An elastic–viscoplastic crystal plasticity modeling and strain hardening for plane strain deformation of pure magnesium

• The differences between tensile and compressive twins are distinguished.
• The crystallographic reorientation due to twinning is considered.
• The numerical simulations of seven orientations are carried out.
• The activity and influence of each deformation mechanism are identified.

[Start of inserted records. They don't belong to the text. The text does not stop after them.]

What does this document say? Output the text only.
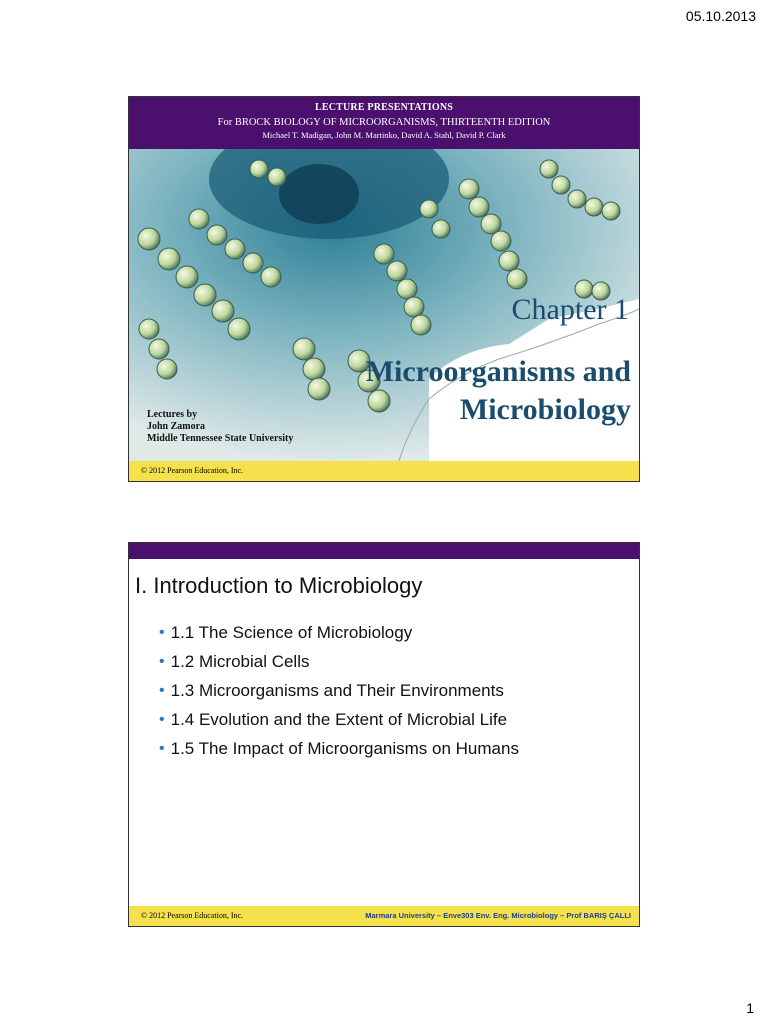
05.10.2013
LECTURE PRESENTATIONS
For BROCK BIOLOGY OF MICROORGANISMS, THIRTEENTH EDITION
Michael T. Madigan, John M. Martinko, David A. Stahl, David P. Clark
Chapter 1
Microorganisms and
Microbiology
Lectures by
John Zamora
Middle Tennessee State University
© 2012 Pearson Education, Inc.
I. Introduction to Microbiology
• 1.1 The Science of Microbiology
• 1.2 Microbial Cells
• 1.3 Microorganisms and Their Environments
• 1.4 Evolution and the Extent of Microbial Life
• 1.5 The Impact of Microorganisms on Humans
© 2012 Pearson Education, Inc.	Marmara University – Enve303 Env. Eng. Microbiology – Prof BARIŞ ÇALLI
1
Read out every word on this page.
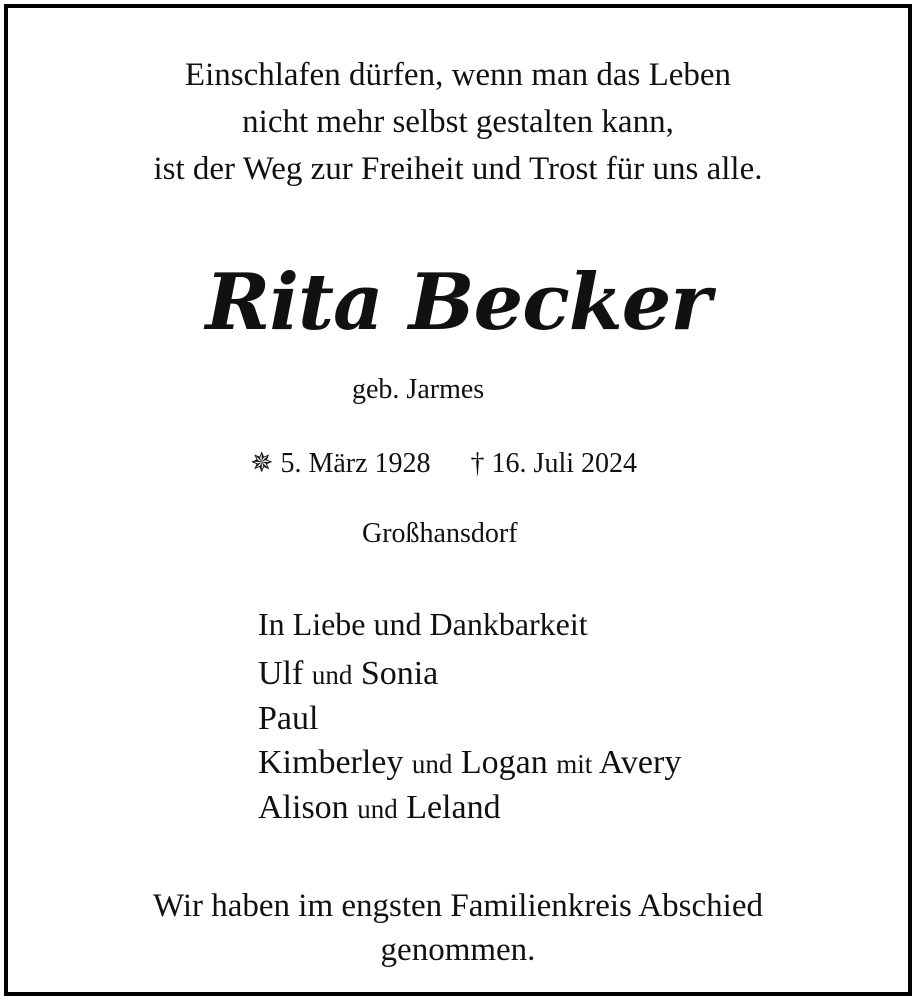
Einschlafen dürfen, wenn man das Leben
nicht mehr selbst gestalten kann,
ist der Weg zur Freiheit und Trost für uns alle.
Rita Becker
geb. Jarmes
✵ 5. März 1928 † 16. Juli 2024
Großhansdorf
In Liebe und Dankbarkeit
Ulf und Sonia
Paul
Kimberley und Logan mit Avery
Alison und Leland
Wir haben im engsten Familienkreis Abschied
genommen.
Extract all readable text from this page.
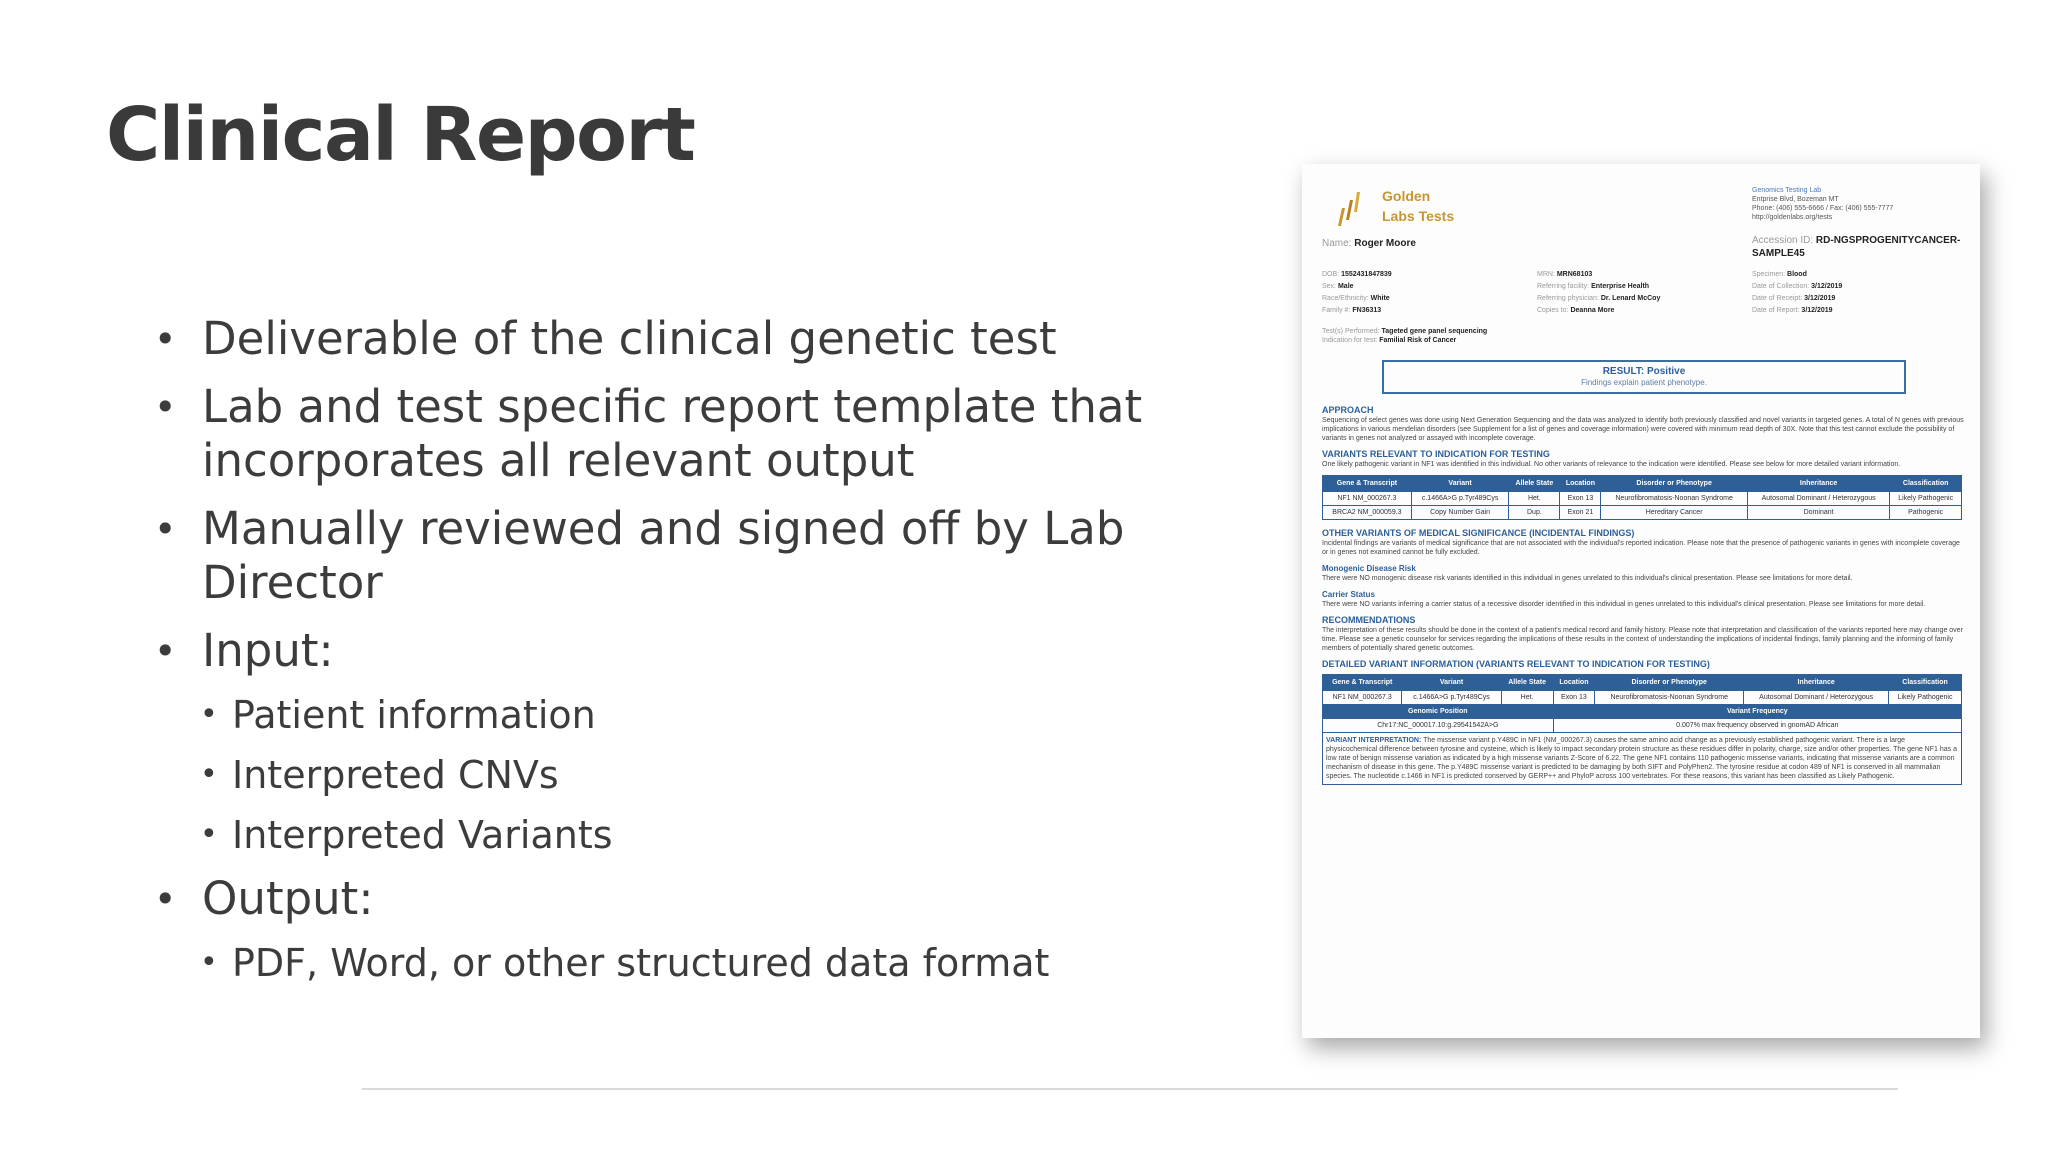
Clinical Report
• Deliverable of the clinical genetic test
• Lab and test specific report template that incorporates all relevant output
• Manually reviewed and signed off by Lab Director
• Input:
• Patient information
• Interpreted CNVs
• Interpreted Variants
• Output:
• PDF, Word, or other structured data format
Golden
Labs Tests
Genomics Testing Lab
Entprise Blvd, Bozeman MT
Phone: (406) 555-6666 / Fax: (406) 555-7777
http://goldenlabs.org/tests
Accession ID: RD-NGSPROGENITYCANCER-SAMPLE45
Name: Roger Moore
DOB: 1552431847839
Sex: Male
Race/Ethnicity: White
Family #: FN36313
MRN: MRN68103
Referring facility: Enterprise Health
Referring physician: Dr. Lenard McCoy
Copies to: Deanna More
Specimen: Blood
Date of Collection: 3/12/2019
Date of Receipt: 3/12/2019
Date of Report: 3/12/2019
Test(s) Performed: Tageted gene panel sequencing
Indication for test: Familial Risk of Cancer
RESULT: Positive
Findings explain patient phenotype.
APPROACH
Sequencing of select genes was done using Next Generation Sequencing and the data was analyzed to identify both previously classified and novel variants in targeted genes. A total of N genes with previous implications in various mendelian disorders (see Supplement for a list of genes and coverage information) were covered with minimum read depth of 30X. Note that this test cannot exclude the possibility of variants in genes not analyzed or assayed with incomplete coverage.
VARIANTS RELEVANT TO INDICATION FOR TESTING
One likely pathogenic variant in NF1 was identified in this individual. No other variants of relevance to the indication were identified. Please see below for more detailed variant information.
Gene & Transcript	Variant	Allele State	Location	Disorder or Phenotype	Inheritance	Classification
NF1 NM_000267.3	c.1466A>G p.Tyr489Cys	Het.	Exon 13	Neurofibromatosis-Noonan Syndrome	Autosomal Dominant / Heterozygous	Likely Pathogenic
BRCA2 NM_000059.3	Copy Number Gain	Dup.	Exon 21	Hereditary Cancer	Dominant	Pathogenic
OTHER VARIANTS OF MEDICAL SIGNIFICANCE (INCIDENTAL FINDINGS)
Incidental findings are variants of medical significance that are not associated with the individual's reported indication. Please note that the presence of pathogenic variants in genes with incomplete coverage or in genes not examined cannot be fully excluded.
Monogenic Disease Risk
There were NO monogenic disease risk variants identified in this individual in genes unrelated to this individual's clinical presentation. Please see limitations for more detail.
Carrier Status
There were NO variants inferring a carrier status of a recessive disorder identified in this individual in genes unrelated to this individual's clinical presentation. Please see limitations for more detail.
RECOMMENDATIONS
The interpretation of these results should be done in the context of a patient's medical record and family history. Please note that interpretation and classification of the variants reported here may change over time. Please see a genetic counselor for services regarding the implications of these results in the context of understanding the implications of incidental findings, family planning and the informing of family members of potentially shared genetic outcomes.
DETAILED VARIANT INFORMATION (VARIANTS RELEVANT TO INDICATION FOR TESTING)
Gene & Transcript	Variant	Allele State	Location	Disorder or Phenotype	Inheritance	Classification
NF1 NM_000267.3	c.1466A>G p.Tyr489Cys	Het.	Exon 13	Neurofibromatosis-Noonan Syndrome	Autosomal Dominant / Heterozygous	Likely Pathogenic
Genomic Position			Variant Frequency			
Chr17:NC_000017.10:g.29541542A>G			0.007% max frequency observed in gnomAD African			
VARIANT INTERPRETATION: The missense variant p.Y489C in NF1 (NM_000267.3) causes the same amino acid change as a previously established pathogenic variant. There is a large physicochemical difference between tyrosine and cysteine, which is likely to impact secondary protein structure as these residues differ in polarity, charge, size and/or other properties. The gene NF1 has a low rate of benign missense variation as indicated by a high missense variants Z-Score of 6.22. The gene NF1 contains 110 pathogenic missense variants, indicating that missense variants are a common mechanism of disease in this gene. The p.Y489C missense variant is predicted to be damaging by both SIFT and PolyPhen2. The tyrosine residue at codon 489 of NF1 is conserved in all mammalian species. The nucleotide c.1466 in NF1 is predicted conserved by GERP++ and PhyloP across 100 vertebrates. For these reasons, this variant has been classified as Likely Pathogenic.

A rate-dependent elastic–viscoplastic constitutive model is proposed to simulate the plane strain deformation of pure magnesium crystal. The observed plastic deformation mechanisms of slip, twinning and their interaction are accounted for. The basal, prismatic and pyramidal slip systems in the parent grain, compressive twinning (CT) and tensile twinning (TT) are incorporated in the model. Due to the differences of generation mechanisms of twins and their effects on the deformation, the constitutive descriptions of CT and TT are distinguished to better characterize their effects on the overall hardening of magnesium single crystals. For investigating the generation of different slips and twins, the plane strain numerical schemes of seven different orientations for loading and fixed boundary are considered and their various mechanisms and characteristics of plastic deformation are discussed. The contributions of different deformation modes to the macroscopic plastic deformation of magnesium single crystals in the seven cases are presented. These computational predictions are carefully compared with their corresponding macroscopic experimental observations (stress-strain responses) and other numerical results. These results prove that it is necessary to distinguish different twinning systems and their associated hardening laws for the plastic deformation of magnesium and its alloy.